It was then twenty minutes to nine. After going to my room to get my journal, I returned, and sat with Laura, sometimes writing, sometimes stopping to talk with her. Nobody came near us, and nothing happened. We remained together till ten o’clock. I then rose, said my last cheering words, and wished her good-night. She locked her door again after we had arranged that I should come in and see her the first thing in the morning.
I had a few sentences more to add to my diary before going to bed myself, and as I went down again to the drawing-room after leaving Laura for the last time that weary day, I resolved merely to show myself there, to make my excuses, and then to retire an hour earlier than usual for the night.
Sir Percival, and the Count and his wife, were sitting together. Sir Percival was yawning in an easy-chair, the Count was reading, Madame Fosco was fanning herself. Strange to say, her face was flushed now. She, who never suffered from the heat, was most undoubtedly suffering from it to-night.
“I am afraid, Countess, you are not quite so well as usual?” I said.
“The very remark I was about to make to you,” she replied. “You are looking pale, my dear.”
My dear! It was the first time she had ever addressed me with that familiarity! There was an insolent smile too on her face when she said the words.
“I am suffering from one of my bad headaches,” I answered coldly.
“Ah, indeed? Want of exercise, I suppose? A walk before dinner would have been just the thing for you.” She referred to the “walk” with a strange emphasis.

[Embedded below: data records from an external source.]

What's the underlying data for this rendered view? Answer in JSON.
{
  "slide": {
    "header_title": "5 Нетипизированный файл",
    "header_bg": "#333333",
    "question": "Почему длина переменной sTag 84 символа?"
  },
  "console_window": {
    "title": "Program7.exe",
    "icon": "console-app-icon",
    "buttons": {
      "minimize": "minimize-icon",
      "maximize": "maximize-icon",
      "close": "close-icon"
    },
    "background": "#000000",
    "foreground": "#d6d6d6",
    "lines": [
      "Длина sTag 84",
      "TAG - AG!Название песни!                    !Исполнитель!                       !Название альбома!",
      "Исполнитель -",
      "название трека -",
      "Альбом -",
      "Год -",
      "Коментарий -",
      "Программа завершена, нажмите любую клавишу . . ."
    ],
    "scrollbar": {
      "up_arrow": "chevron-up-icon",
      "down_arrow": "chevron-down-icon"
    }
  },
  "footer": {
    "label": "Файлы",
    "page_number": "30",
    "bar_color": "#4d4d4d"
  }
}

Had she seen me go out? No matter if she had. The letters were safe now in Fanny’s hands.
“Come and have a smoke, Fosco,” said Sir Percival, rising, with another uneasy look at his friend.
“With pleasure, Percival, when the ladies have gone to bed,” replied the Count.
“Excuse me, Countess, if I set you the example of retiring,” I said. “The only remedy for such a headache as mine is going to bed.”
I took my leave. There was the same insolent smile on the woman’s face when I shook hands with her. Sir Percival paid no attention to me. He was looking impatiently at Madame Fosco, who showed no signs of leaving the room with me. The Count smiled to himself behind his book. There was yet another delay to that quiet talk with Sir Percival—and the Countess was the impediment this time.
IX
June 19th.—Once safely shut into my own room, I opened these pages, and prepared to go on with that part of the day’s record which was still left to write.
For ten minutes or more I sat idle, with the pen in my hand, thinking over the events of the last twelve hours. When I at last addressed myself to my task, I found a difficulty in proceeding with it which I had never experienced before. In spite of my efforts to fix my thoughts on the matter in hand, they wandered away with the strangest persistency in the one direction of Sir Percival and the Count, and all the interest which I tried to concentrate on my journal centred instead in that private interview between them which had been put off all through the day, and which was now to take place in the silence and solitude of the night.